Model selection turns over on a short cycle, so it’s all swappable in config rather than hardcoded.

The other reason I split stages is that Claude Code’s Max quota burns out subjectively fast. It’s hit zero in 1.5 hours before, so building everything around Claude carries the risk of “can’t write when I want to write.” Codex lasts much longer, so I shifted the heavy generation work — writer and reviewer — to Codex/Gemini, and left Claude for the tool-using parts (edit and publish). That’s the allocation.

The reason I deliberately mix Gemini in for the reviewer is that I wanted an AI of a different breed in there on purpose. Claude and Codex are both lineages forged in coding-heavy use, so their structural feedback tends to look similar. Mixing in Gemini, which comes from a different lineage, brings comments from a different axis. Strictly speaking this isn’t orchestration, but in the sense of “designing what to make a reviewer do,” it feels close to the multi-agent PR review writeup I wrote before.

Naturally that raises the question “isn’t the writing style different from when Claude was doing it?” If you let Codex write straight, the word choices and paragraph rhythm shift, and re-reading it doesn’t feel like my own articles. So I’ve been beating up AGENTS.md (Codex side) and CLAUDE.md (Claude side) quite a bit, tuning them so the output styles converge.

Smaller But Effective Changes

A few changes outside the blog area that turned out to matter in daily use.

Change	Detail
Lower interruption cost in Planner	Being able to stop things before they run wild as a job made it easier to say “actually, no” during the Plan phase
Skills tab and pinned panel	I forget what I can do, so the feature list became searchable from the UI. The top of chat now permanently shows running jobs and context notes
Failure-cause report for jobs	Added a mechanism that summarizes “what happened” for failed jobs. Not having to dig through terminal logs every time is surprisingly effective

Thinking about it, even before X existed, people were endlessly scrolling SNS feeds and RSS readers, doing the same job of “extracting only what I need from a pile of miscellaneous information.” Skimming the timeline — that was a universal human task that’s been there forever. Now we can just ask AI to “pull out only the parts I need.” Information volume keeps growing exponentially while human processing capacity stays the same, so the feeling that AI fills that gap is pretty good. I think this is a fairly nice thing.

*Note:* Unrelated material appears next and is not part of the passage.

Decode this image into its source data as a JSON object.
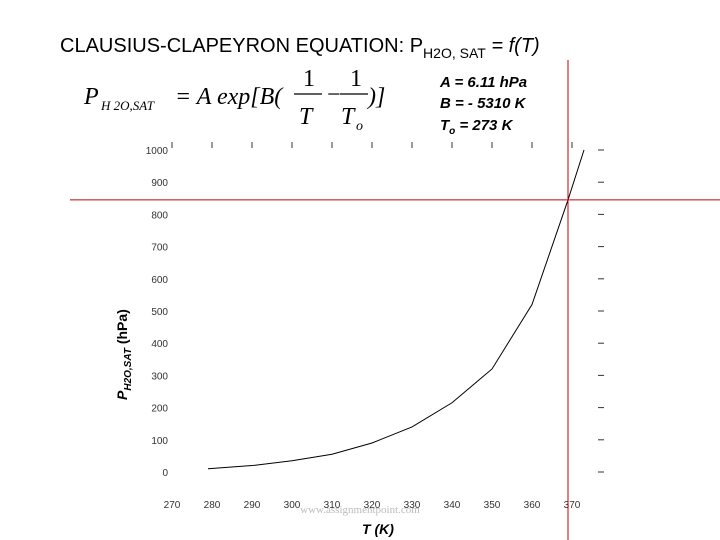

Meanwhile, even with the system having grown this big, “okay do this for me” on Kana Chat is wrapped in such a tight harness that what it can actually do is thin. The approval gates and sandbox constraints are by design, but the result is that more often than not I just hit Claude Code from the web directly, or remote-desktop into the PC and use Codex hands-on. Kana Chat is no longer “the thing that does everything for me automatically.” You could also say it never quite became that.

I haven’t been chatting with it casually lately either. Or rather, if I’m going to chat with it, I’d rather just move my hands, so there’s no time to chat. I’m not Kani-san so I guess that’s fine, but there’s also a slight “what was I building this for again? Was it really meant to be an AI RSS reader?” doubt that I can’t fully shake.